Being a Good Team Player Can Help Your Personal Success
By Samantha Chang
Q. I work in a company where we do a lot of group projects. I’m concerned that working in a team might keep me from being noticed for my individual efforts. How can I stand out in a group without being labeled a bad team player?
A. Anyone who’s a fan of hit reality TV shows such as “The Apprentice” and “Survivor” understands how navigating murky team dynamics enables a person to achieve individual success. Of course, work is hardly a reality show, but some of the same principles can apply.
Most companies are looking for good team players, experts say. As impressive as your individual accomplishments might be, employers are concerned with how a prospective worker will fit into their company—its culture and its people. In fact, a recent Stanford University study indicates that the one attribute successful business executives have in common is their ability to work well in a team (the other trait they all possess is their capacity to function well in a crisis).
“Teamwork is so important that it’s virtually impossible for you to reach the height of your capabilities or make the money that you want without becoming very good at it,” according to Brian Tracy, author of The 100 Absolutely Unbreakable Laws of Business Success. So if you’re concerned about personal success, make sure you’re a good team member, experts say. Following these tips can help.

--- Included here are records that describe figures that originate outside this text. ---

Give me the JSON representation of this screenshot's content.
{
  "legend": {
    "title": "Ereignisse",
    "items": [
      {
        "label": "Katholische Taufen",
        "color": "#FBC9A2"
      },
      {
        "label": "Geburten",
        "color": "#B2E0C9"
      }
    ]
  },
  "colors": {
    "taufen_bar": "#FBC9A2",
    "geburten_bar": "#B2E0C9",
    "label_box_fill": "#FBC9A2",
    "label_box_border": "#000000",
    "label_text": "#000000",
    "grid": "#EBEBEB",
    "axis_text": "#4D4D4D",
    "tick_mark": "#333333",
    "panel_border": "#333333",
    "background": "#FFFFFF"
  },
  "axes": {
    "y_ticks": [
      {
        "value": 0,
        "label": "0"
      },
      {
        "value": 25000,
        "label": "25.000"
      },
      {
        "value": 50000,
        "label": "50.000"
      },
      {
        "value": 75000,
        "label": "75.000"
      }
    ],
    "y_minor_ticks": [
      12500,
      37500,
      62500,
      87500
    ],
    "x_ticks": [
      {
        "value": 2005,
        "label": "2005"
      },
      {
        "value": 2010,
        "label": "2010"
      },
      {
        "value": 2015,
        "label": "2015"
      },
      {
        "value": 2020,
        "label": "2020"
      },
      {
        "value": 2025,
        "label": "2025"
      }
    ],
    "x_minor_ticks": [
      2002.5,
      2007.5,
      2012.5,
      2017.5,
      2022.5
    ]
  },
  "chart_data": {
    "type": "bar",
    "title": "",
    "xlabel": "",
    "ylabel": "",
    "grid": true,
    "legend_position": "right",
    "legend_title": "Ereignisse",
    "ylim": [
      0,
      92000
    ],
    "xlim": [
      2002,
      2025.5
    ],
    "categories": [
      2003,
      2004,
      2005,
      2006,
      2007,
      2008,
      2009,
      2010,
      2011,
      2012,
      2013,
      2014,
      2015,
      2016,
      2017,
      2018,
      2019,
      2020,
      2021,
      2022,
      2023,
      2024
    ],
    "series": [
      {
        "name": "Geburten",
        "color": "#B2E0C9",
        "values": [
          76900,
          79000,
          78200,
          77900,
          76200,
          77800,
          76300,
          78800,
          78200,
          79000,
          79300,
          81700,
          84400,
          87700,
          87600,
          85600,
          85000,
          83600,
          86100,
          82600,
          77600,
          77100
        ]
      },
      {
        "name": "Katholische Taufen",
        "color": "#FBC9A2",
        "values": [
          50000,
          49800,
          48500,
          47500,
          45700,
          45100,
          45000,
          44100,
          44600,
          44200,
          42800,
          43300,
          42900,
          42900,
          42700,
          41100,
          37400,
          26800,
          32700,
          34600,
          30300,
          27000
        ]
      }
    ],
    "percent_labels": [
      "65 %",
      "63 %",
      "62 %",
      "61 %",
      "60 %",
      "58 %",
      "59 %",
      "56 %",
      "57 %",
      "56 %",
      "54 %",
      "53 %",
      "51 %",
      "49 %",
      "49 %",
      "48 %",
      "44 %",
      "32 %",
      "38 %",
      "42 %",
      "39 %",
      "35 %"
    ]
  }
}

When you volunteer for or are asked to take on a role within a team, be responsible for your tasks and get them done right and on time. Consistency is key. If something goes wrong, take responsibility and don’t shift blame. This looks shady and irresponsible. Remember that other people are relying on you to do your part so they can do theirs.
Be Flexible and Helpful
Volunteer to pitch in and help others complete their projects if everything is good on your end. Your efforts and generosity will come back to you, says John C. Maxwell, author of The 17 Essential Qualities of a Team Player. “You cannot…help people and add value to them and think of them first without there being a major maximum return for you down the road,” according to Maxwell. “You don’t do it for that reason, but there is always a major reaping if the sowing is correct.”
Be a Good Listener
Good communications is a crucial part of any effective team, according to Kevin Eikenberry, author of Remarkable Leadership: Unleashing Your Leadership Potential One Skill at a Time. Therefore, good team members always try to improve their communication skills. “This pays off in their individual work and in enhancing the overall team’s effectiveness as well,” according to Eikenberry.
Be Positive and Upbeat
One naysayer really can drag down an entire group, so even if there’s a ton of work to be done or a thorny task to complete, stay committed to your collective goal of getting the project finished and don’t express negativity or doubt. And don’t backstab or gossip behind each other’s backs, since this destroys morale and distracts everyone from the goal. Effective team members provide a positive outlook to meetings and tasks, says Eikenberry. “They do what they can to improve morale. These things make good team members good followers. And good leaders.”
Seeing the Big Picture
As you may have already learned through your own experiences, work interactions provide a forum for both individual achievement and group accomplishment, but since many jobs involve some aspect of collaboration, it’s important to be conscious of your shortfalls and try to improve on them. After all, someday you may be the boss and will want others to follow your lead.